A transplant surgeon who completed an unprecedented eight-way kidney swap this week says he believes such intricate, multi-state exchanges can drastically reduce the number of patients waiting for eligible donors.

Donor Pamela Paulk, 55, of Baltimore, Md., embraces transplant surgeon Dr. Robert Montgomery after sharing her transplant story during a news conference on Tuesday.Donor Pamela Paulk, 55, of Baltimore, Md., embraces transplant surgeon Dr. Robert Montgomery after sharing her transplant story during a news conference on Tuesday. (Patrick Smith/Associated Press)

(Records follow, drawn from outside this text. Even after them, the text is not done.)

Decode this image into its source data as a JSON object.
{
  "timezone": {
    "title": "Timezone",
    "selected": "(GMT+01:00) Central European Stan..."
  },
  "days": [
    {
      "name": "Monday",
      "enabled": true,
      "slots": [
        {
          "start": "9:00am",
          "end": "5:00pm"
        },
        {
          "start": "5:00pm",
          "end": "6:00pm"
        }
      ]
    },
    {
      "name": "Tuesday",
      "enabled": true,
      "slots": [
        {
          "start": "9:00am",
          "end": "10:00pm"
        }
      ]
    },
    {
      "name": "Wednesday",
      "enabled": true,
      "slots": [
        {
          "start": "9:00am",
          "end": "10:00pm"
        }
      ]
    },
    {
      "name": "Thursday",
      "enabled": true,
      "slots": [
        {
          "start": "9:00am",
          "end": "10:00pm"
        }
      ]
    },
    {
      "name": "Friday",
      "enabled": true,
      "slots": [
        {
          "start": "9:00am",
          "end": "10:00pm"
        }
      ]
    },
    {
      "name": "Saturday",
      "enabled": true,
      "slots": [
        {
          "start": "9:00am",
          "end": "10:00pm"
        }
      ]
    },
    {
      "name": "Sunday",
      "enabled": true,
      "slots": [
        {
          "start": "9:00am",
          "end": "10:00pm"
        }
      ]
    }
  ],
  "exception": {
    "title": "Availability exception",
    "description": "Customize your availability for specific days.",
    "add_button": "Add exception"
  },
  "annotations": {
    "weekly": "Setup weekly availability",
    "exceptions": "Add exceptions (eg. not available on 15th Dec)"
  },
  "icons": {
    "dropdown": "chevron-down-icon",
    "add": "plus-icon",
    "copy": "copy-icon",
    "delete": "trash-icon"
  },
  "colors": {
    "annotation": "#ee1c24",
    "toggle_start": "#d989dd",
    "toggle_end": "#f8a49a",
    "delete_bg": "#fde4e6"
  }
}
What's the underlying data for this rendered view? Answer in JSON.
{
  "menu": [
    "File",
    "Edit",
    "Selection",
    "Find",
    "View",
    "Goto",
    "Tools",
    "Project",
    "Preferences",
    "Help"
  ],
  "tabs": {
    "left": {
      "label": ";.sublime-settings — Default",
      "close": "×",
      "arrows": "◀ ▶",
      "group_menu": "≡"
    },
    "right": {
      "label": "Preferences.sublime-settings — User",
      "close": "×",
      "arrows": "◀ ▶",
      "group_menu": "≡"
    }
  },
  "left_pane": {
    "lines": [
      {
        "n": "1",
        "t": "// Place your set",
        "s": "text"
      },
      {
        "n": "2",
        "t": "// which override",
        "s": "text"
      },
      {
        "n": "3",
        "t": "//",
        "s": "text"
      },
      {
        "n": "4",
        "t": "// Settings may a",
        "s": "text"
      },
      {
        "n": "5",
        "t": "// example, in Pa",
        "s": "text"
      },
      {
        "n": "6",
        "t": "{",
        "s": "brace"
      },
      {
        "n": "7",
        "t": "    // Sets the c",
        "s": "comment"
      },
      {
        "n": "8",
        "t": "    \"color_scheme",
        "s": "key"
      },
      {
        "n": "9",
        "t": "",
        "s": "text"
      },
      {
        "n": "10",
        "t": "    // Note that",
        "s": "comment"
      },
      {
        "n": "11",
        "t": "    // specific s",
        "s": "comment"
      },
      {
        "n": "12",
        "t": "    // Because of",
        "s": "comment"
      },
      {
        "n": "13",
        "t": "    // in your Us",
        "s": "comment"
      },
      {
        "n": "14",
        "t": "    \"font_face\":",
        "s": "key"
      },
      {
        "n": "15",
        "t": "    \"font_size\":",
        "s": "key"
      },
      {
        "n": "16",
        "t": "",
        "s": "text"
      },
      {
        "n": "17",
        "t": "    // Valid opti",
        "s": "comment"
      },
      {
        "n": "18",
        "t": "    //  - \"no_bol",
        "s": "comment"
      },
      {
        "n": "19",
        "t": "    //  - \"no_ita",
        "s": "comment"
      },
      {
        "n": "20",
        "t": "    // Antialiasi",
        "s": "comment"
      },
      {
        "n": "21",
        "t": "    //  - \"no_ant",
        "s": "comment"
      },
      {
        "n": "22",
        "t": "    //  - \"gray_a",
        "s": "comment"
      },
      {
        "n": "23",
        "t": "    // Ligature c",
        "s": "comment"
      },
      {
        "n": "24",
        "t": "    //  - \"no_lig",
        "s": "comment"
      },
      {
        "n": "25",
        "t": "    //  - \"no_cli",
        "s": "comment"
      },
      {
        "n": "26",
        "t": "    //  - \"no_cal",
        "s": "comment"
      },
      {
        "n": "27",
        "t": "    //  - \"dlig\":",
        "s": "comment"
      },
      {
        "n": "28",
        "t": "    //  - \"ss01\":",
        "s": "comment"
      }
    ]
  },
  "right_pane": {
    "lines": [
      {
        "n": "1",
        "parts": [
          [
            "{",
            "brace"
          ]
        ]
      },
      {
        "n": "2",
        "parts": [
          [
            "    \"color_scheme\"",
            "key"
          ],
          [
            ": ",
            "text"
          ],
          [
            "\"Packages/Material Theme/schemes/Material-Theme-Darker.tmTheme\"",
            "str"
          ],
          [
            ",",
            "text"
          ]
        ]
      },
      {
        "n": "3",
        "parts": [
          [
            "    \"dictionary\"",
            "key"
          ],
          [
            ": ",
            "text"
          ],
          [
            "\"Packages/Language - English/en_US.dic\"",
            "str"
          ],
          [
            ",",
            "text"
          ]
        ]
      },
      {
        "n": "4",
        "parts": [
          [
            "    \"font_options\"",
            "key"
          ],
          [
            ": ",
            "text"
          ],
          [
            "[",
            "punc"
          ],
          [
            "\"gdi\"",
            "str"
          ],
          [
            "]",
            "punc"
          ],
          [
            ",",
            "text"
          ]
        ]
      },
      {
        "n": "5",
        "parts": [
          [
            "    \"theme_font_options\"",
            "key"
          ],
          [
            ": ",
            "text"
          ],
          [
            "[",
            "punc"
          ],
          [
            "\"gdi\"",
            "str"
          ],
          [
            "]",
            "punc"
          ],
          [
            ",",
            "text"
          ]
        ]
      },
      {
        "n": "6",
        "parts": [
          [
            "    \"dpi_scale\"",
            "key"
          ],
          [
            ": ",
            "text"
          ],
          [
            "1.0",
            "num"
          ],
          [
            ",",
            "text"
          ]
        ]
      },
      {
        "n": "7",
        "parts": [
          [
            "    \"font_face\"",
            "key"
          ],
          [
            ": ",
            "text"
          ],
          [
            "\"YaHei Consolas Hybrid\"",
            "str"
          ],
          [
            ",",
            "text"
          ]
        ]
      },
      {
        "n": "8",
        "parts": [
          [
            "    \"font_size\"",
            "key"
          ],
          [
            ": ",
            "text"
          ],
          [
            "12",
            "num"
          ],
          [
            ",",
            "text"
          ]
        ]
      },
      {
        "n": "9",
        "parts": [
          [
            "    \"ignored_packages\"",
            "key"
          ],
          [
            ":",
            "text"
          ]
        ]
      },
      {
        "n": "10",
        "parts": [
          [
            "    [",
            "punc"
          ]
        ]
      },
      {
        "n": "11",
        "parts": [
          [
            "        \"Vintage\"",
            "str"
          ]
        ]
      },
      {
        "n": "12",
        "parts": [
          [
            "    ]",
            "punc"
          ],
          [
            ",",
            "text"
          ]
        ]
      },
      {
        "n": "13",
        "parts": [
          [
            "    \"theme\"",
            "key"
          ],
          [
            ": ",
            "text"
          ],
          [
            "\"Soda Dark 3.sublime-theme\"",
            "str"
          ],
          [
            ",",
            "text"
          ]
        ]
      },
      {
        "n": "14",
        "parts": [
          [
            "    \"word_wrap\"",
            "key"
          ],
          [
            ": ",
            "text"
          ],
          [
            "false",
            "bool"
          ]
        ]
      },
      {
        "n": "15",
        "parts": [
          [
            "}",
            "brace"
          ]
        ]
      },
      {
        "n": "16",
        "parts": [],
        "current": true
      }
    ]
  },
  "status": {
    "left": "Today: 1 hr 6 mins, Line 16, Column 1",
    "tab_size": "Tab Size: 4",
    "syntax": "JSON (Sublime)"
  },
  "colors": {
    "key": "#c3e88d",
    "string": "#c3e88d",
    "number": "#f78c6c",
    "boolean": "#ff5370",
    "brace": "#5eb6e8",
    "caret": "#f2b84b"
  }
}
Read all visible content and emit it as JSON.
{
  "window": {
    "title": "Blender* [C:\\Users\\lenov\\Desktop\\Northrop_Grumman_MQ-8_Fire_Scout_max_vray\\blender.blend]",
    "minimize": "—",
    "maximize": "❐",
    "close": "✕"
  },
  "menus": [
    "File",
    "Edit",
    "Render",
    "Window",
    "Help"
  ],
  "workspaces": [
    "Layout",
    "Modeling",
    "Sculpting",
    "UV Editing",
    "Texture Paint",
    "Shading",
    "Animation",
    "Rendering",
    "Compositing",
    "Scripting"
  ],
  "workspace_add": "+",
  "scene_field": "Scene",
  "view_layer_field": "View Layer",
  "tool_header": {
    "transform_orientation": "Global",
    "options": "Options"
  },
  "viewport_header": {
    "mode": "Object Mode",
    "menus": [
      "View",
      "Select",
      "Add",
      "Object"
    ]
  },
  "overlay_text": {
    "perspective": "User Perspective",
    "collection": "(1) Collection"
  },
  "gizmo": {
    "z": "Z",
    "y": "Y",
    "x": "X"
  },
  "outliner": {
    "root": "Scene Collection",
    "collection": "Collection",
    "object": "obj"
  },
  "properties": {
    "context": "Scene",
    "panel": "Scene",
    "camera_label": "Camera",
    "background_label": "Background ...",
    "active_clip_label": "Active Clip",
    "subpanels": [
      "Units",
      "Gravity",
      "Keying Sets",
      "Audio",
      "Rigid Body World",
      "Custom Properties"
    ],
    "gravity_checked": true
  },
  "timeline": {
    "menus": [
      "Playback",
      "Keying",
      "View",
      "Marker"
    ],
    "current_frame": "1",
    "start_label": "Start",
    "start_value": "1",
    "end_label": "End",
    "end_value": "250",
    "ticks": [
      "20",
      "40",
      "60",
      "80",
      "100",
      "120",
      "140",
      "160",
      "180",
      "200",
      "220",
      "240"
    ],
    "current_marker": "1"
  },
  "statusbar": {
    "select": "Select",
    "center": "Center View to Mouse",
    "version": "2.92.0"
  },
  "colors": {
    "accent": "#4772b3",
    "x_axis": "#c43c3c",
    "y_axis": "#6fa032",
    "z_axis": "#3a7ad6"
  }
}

Dr. Robert Montgomery, chief transplant surgeon at Johns Hopkins Hospital in Baltimore, said Tuesday that doctors at four hospitals in four states transplanted eight kidneys over three weeks in what he called the largest chain of donations in history.

"We finally beat the Grey's Anatomy record for domino transplants," Montgomery joked at a news conference hours after the last in a series of surgeries was completed Monday night. "We hope this creates a movement that encourages other transplant centres to adopt the model we used."

The donor pool in the United States could facilitate 1,500 transplants per year if transplant centres nationwide participated in computer modelling that matches donors with recipients, Montgomery said.

Multiple-kidney transplants occur when several people who need transplants have friends or relatives who are willing to donate kidneys but aren't compatible.

A chain of surgeries is arranged in which each donor is matched with a transplant candidate who they don't know but is compatible with the kidney being given up.The chain of transplants typically also involve a so-called altruistic donor, who's willing to give a kidney to anyone and is located through a database.

'My kidney lives and pees in St. Louis right now.'—Pamela Paulk, kidney donor

Ten doctors performed 16 surgeries on the eight donors and eight recipients at Hopkins, Barnes-Jewish Hospital in St. Louis, INTEGRIS Baptist Memorial Center in Oklahoma City and Henry Ford Hospital in Detroit.

Recipients and donors were equally delighted to be part of unique procedure.

"My kidney lives and pees in St. Louis right now," said a teary Pamela Paulk, a 55-year-old donor and a vice-president of human resources at Johns Hopkins.

Paulk joined the group because a co-worker of hers needed a kidney, but wasn't compatible with hers.

Kidneys given by living donors are estimated to have double the longevity of kidneys taken from cadavers, Montgomery said.

Surgeons at Johns Hopkins transplanted six kidneys simultaneously in April 2008 and performed a quintuple transplant in 2006. They have also completed several triple transplants.